When you have a Distribution Key by Hash and the values in that column are unique, the data will spread evenly evenly across all segments in Greenplum system. The Greenplum system distributes the rows with same distribution value to the same segment. This is because the data values in the hash key use a hashing algorithm.
How Hash Algorithm Works in Distributed systems?
Data is stored based on selected field (s) which are used for distribution. When you have a Distribution Key by Hash the values of the Distribution Key are run through a Hash Formula. Then, a map is used to distribute the row to the correct segment. The formula is designed to be consistent so that all like values go to the same segment.

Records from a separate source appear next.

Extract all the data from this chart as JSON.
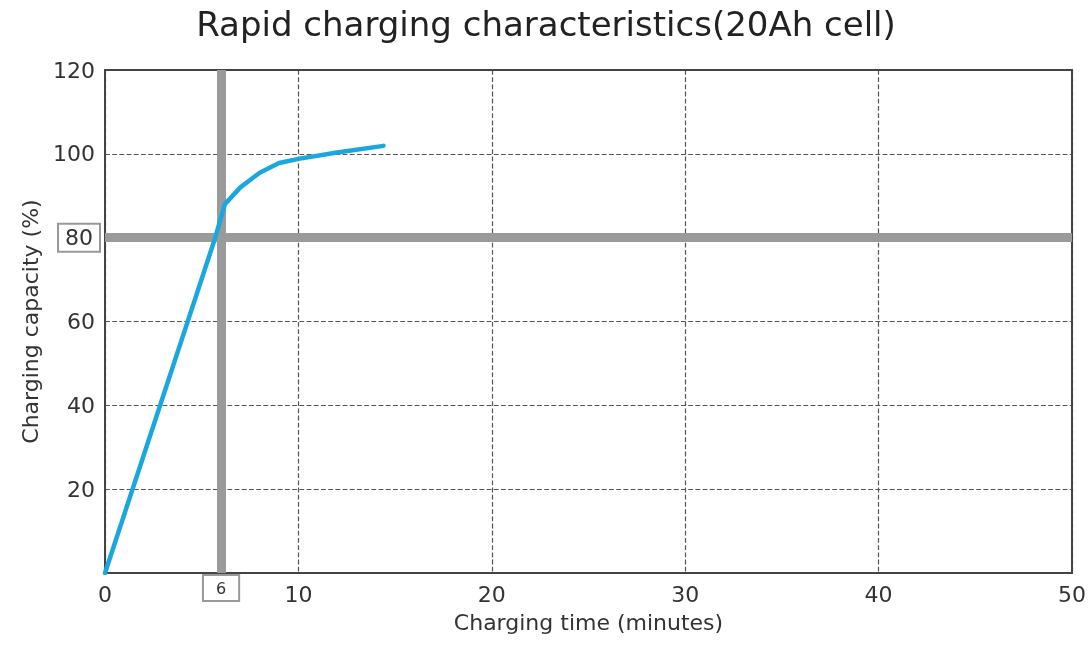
{
  "chart_data": {
    "type": "line",
    "title": "Rapid charging characteristics(20Ah cell)",
    "xlabel": "Charging time (minutes)",
    "ylabel": "Charging capacity (%)",
    "series": [
      {
        "color": "#1aa7e0",
        "x": [
          0,
          5.7,
          6.2,
          7,
          8,
          9,
          10,
          12,
          14.4
        ],
        "values": [
          0,
          80,
          88,
          92,
          95.5,
          97.8,
          98.8,
          100.3,
          101.9
        ]
      }
    ],
    "xlim": [
      0,
      50
    ],
    "xticks": [
      0,
      10,
      20,
      30,
      40,
      50
    ],
    "ylim": [
      0,
      120
    ],
    "yticks": [
      {
        "value": 0,
        "label": null
      },
      20,
      40,
      60,
      {
        "value": 80,
        "label": null
      },
      100,
      120
    ],
    "ref_lines": [
      {
        "axis": "x",
        "value": 6,
        "label": "6",
        "color": "#9a9a9a"
      },
      {
        "axis": "y",
        "value": 80,
        "label": "80",
        "color": "#9a9a9a"
      }
    ],
    "grid": true,
    "marker": "none",
    "line_style": "solid"
  }
}
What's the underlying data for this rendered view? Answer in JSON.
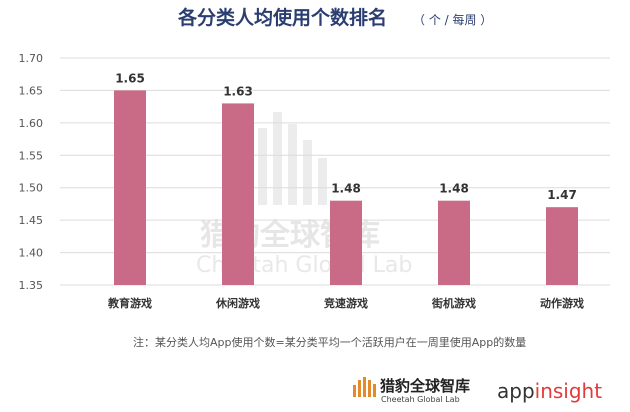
{
  "chart_data": {
    "type": "bar",
    "title": "各分类人均使用个数排名",
    "unit": "（ 个 / 每周 ）",
    "categories": [
      "教育游戏",
      "休闲游戏",
      "竞速游戏",
      "街机游戏",
      "动作游戏"
    ],
    "values": [
      1.65,
      1.63,
      1.48,
      1.48,
      1.47
    ],
    "data_labels": [
      "1.65",
      "1.63",
      "1.48",
      "1.48",
      "1.47"
    ],
    "ylim": [
      1.35,
      1.7
    ],
    "yticks": [
      "1.35",
      "1.40",
      "1.45",
      "1.50",
      "1.55",
      "1.60",
      "1.65",
      "1.70"
    ],
    "grid": true,
    "bar_color": "#c96b86",
    "note": "注：某分类人均App使用个数=某分类平均一个活跃用户在一周里使用App的数量"
  },
  "watermark": {
    "cn": "猎豹全球智库",
    "en": "Cheetah Global Lab"
  },
  "branding": {
    "cheetah_cn": "猎豹全球智库",
    "cheetah_en": "Cheetah Global Lab",
    "appinsight_pre": "app",
    "appinsight_post": "insight",
    "appinsight_accent": "#e23b3b"
  }
}
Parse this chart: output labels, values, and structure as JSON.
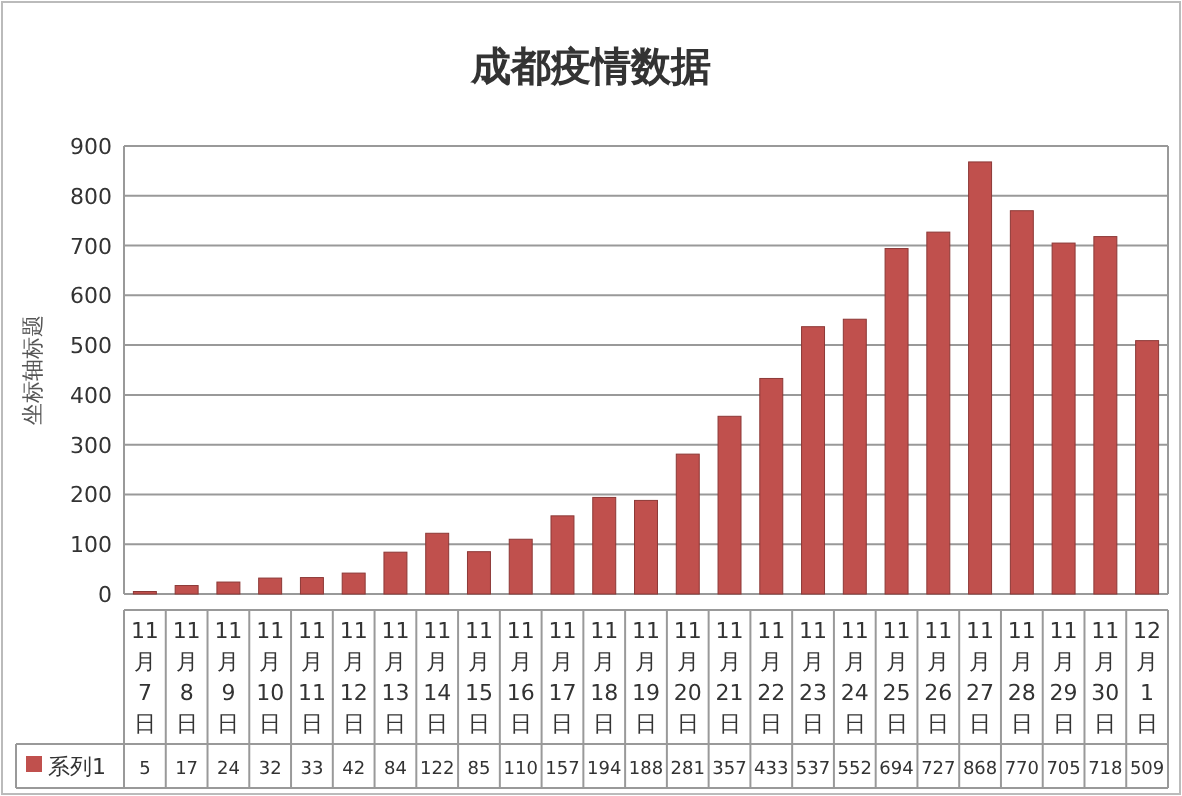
{
  "chart_data": {
    "type": "bar",
    "title": "成都疫情数据",
    "ylabel": "坐标轴标题",
    "categories": [
      "11月7日",
      "11月8日",
      "11月9日",
      "11月10日",
      "11月11日",
      "11月12日",
      "11月13日",
      "11月14日",
      "11月15日",
      "11月16日",
      "11月17日",
      "11月18日",
      "11月19日",
      "11月20日",
      "11月21日",
      "11月22日",
      "11月23日",
      "11月24日",
      "11月25日",
      "11月26日",
      "11月27日",
      "11月28日",
      "11月29日",
      "11月30日",
      "12月1日"
    ],
    "series": [
      {
        "name": "系列1",
        "color": "#c0504d",
        "values": [
          5,
          17,
          24,
          32,
          33,
          42,
          84,
          122,
          85,
          110,
          157,
          194,
          188,
          281,
          357,
          433,
          537,
          552,
          694,
          727,
          868,
          770,
          705,
          718,
          509
        ]
      }
    ],
    "ylim": [
      0,
      900
    ],
    "yticks": [
      0,
      100,
      200,
      300,
      400,
      500,
      600,
      700,
      800,
      900
    ],
    "grid": "y",
    "legend": "bottom",
    "data_labels": true
  }
}
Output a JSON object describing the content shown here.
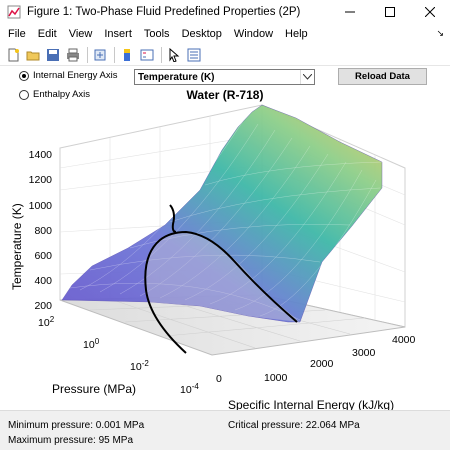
{
  "window": {
    "title": "Figure 1: Two-Phase Fluid Predefined Properties (2P)"
  },
  "menu": [
    "File",
    "Edit",
    "View",
    "Insert",
    "Tools",
    "Desktop",
    "Window",
    "Help"
  ],
  "toolbar": {
    "icons": [
      "new-figure-icon",
      "open-file-icon",
      "save-icon",
      "print-icon",
      "link-icon",
      "insert-colorbar-icon",
      "insert-legend-icon",
      "edit-plot-icon",
      "property-inspector-icon"
    ]
  },
  "controls": {
    "radio_internal_energy": "Internal Energy Axis",
    "radio_enthalpy": "Enthalpy Axis",
    "selected_axis": "Internal Energy Axis",
    "property_select": "Temperature (K)",
    "reload_label": "Reload Data"
  },
  "chart_data": {
    "type": "surface",
    "title": "Water (R-718)",
    "xlabel": "Specific Internal Energy (kJ/kg)",
    "ylabel": "Pressure (MPa)",
    "zlabel": "Temperature (K)",
    "x_ticks": [
      "0",
      "1000",
      "2000",
      "3000",
      "4000"
    ],
    "y_ticks": [
      "10^2",
      "10^0",
      "10^-2",
      "10^-4"
    ],
    "y_scale": "log",
    "z_ticks": [
      "200",
      "400",
      "600",
      "800",
      "1000",
      "1200",
      "1400"
    ],
    "z_range": [
      200,
      1500
    ],
    "grid": true,
    "colormap": "parula",
    "saturation_dome": true
  },
  "status": {
    "min_pressure": "Minimum pressure: 0.001 MPa",
    "max_pressure": "Maximum pressure: 95 MPa",
    "critical_pressure": "Critical pressure: 22.064 MPa"
  },
  "colors": {
    "surface_low": "#6a5acd",
    "surface_mid": "#3fb8a8",
    "surface_high": "#e8c95c"
  }
}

==Data(A) => Hash Function(B) => Logical Segment list(C) => Physical Segment list(D) => Storage(E).
When data arrives at the Greenplum, it is hashed based on field(s) and a hash function (B) is used for this purpose.
For example, Consider 3 node system, logical segment list has 3 unique entries. If there are 24 hashed data items from (B), there are 24 entries in (C), then all having only 4 segment entries. For example (C) has values [1,2,3,1,2,3,1,2,3,1,2,3,1,2,3…..]. Then, a map is used to distribute the row to the correct segment. The formula is designed to be consistent so that all like values go to the same segment.
Perfect Distribution Key
Consider the Student_marks table. Let us assume data in the table are distributed on student_id which is a primary key. In this example, Greenplum system distributes the data evenly across all the segments as depicted in figure.
CREATE TABLE Students_marks ( Student_ID integer, Sub_code char(3), Name text, Marks integer ) DISTRIBUTED BY (Student_ID);
Read:
Poor Distribution Key
Consider the Student_marks table. Now let us store which are distributed on Sub_code. In this example, Greenplum system distributes the data unevenly across all the segments as depicted in figure. Uneven distribution causes data skew for instance node 1 in below figure
CREATE TABLE Students_marks ( Student_ID integer, Sub_code char(3), Name text, Marks integer ) DISTRIBUTED BY (Sub_code);